Gamma 30 CMC système temps réel

En 1963, la Compagnie des Machines Bull préparait l'introduction du Gamma 40 (RCA3301) et l'examen des demandes de gros clients montrait qu'ils ne se satisferaient pas d'un support batch des applications (telles qu'offert sur les gamma 30 standard ou le Gamma 60) mais désiraient utiliser leur ordinateur en système transactionnel . Parmi les applications transactionnelles, se trouvaient la consultation et mise à jour de comptes bancaires et la réservation des trains de voyageurs. Bull décida de se former à ces applications en important le dispositif CMC d'un Gamma 30 et d'en partager l'usage en deux petites équipes de programmeurs, l'une d'études sur les applications bancaires, l'autre au service technico-commercial sur la SNCF. Il s'agissait d'analyser le problème, d'en programmer une maquette sur Gamma 30, puis d'en faire une démo.

En février 1964, dans la phase d'incertitude de la mutation vers General-Electric, nous décidâmes de présenter les deux démos simultanément sur la même machine et de construire un moniteur temps réel auquel nous ajoutâmes quelques applications dont une destinée à tester les "stratégies d'ascenseur" d'accès aléatoires aux disques en recherchant un vocabulaire français-anglais simultanément par plusieurs utilisateurs (en allongeant artificiellement les temps d'accès en utilisant une bande magnétique).

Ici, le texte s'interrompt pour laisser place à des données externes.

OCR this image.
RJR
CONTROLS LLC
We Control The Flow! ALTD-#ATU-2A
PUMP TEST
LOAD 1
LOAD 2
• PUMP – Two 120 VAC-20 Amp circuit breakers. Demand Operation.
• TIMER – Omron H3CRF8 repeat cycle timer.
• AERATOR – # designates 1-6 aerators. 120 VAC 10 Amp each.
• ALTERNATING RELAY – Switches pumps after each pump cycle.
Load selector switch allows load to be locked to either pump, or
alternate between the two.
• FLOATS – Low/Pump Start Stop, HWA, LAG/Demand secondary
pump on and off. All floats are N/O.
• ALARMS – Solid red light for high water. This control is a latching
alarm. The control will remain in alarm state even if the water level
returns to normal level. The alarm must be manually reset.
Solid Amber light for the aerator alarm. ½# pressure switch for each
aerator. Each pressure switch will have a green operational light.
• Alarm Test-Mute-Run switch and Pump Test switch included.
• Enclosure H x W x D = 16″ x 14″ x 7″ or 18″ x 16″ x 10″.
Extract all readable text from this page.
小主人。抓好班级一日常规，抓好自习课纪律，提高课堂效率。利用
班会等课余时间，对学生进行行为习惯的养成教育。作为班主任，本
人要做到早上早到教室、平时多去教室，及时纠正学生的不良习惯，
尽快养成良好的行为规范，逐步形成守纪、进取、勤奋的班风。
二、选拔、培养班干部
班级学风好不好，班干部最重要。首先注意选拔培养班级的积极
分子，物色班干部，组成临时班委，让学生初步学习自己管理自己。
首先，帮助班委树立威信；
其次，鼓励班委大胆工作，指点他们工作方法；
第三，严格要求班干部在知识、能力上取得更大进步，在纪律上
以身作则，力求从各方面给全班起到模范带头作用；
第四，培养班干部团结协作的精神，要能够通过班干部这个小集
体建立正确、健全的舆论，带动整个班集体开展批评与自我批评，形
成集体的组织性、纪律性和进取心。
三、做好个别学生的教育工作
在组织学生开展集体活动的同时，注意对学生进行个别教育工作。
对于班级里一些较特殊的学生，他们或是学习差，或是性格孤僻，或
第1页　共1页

Le système fut effectivement démontré au SICOB à côté du prototype du Gamma M40 -exécutant du langage LSA encore à l'époque mono-console-, le tout sous la bannière de Bull-General Electric. 
La vente du Gamma 40 fut annulée, et le multiplexeur de communications CMC ne fut pas introduit en clientèle et le système réalisé ne servit qu'à la formation de ses auteurs.

La configuration du système était la suivante:
  • unité centrale 20 000 caractères !
  • unité de disques Bryant de 22Mc (temps d'accès moyen 100 ms)
  • 6 bandes magnétiques dont seules 3 étaient utilisées (une pour les fichiers de vocabulaire, une conservant l'image du moniteur et un troisième pour un éventuel dump de la mémoire centrale)
  • une imprimante ligne Anelex (utilisée en mise au point pour l'impression des dumps)
  • un lecteur de cartes (pour mémoire, mais c'était aussi un outil de test car un branchement par inadvertance à l'adresse 0 causait la lecture d'une carte)
  • un multiplexeur de 10 lignes télex 50 bps connectées directement en local ou à distance -SICOB- par le réseau télex commuté (à l'initiative du terminal, l'appel par ordinateur étant à l'époque interdit par les PTT).
  • 5 terminaux télex (clavier, imprimante) standards d'origine Sagem et Creed.

Les trois canaux possibles sur le Gamma 30 étaient utilisés.
le canal normal était utilisé pour les fonctions de service sur disques , imprimante, dérouleurs) , le canal "simu" desservait les fichiers opérationnels sur disques et la bande vocabulaire, le troisième canal supportait les transferts de communications (transfert caractère par caractère à l'initiative du programme de supervision -le CMC n'assurant automatiquement que le transfert bit/caractère, la comparaison à un caractère fin de message et la reconnaissance de connexion). Un problème apparemment insurmontable se posait l'absence de toute notification d'interruption sur la machine. Il fut contourné de la manière suivante. Une boucle de programme tournait en "tâche de fond" et venait tester la présence de signaux générés par le hardware. Pour améliorer les performances -en n'attendant pas les fins de blocs lus-  cette boucle venait aussi vérifier que la position de fin d'enregistrement logique qui était initialement remplie à nul avait bien été modifiée par le canal.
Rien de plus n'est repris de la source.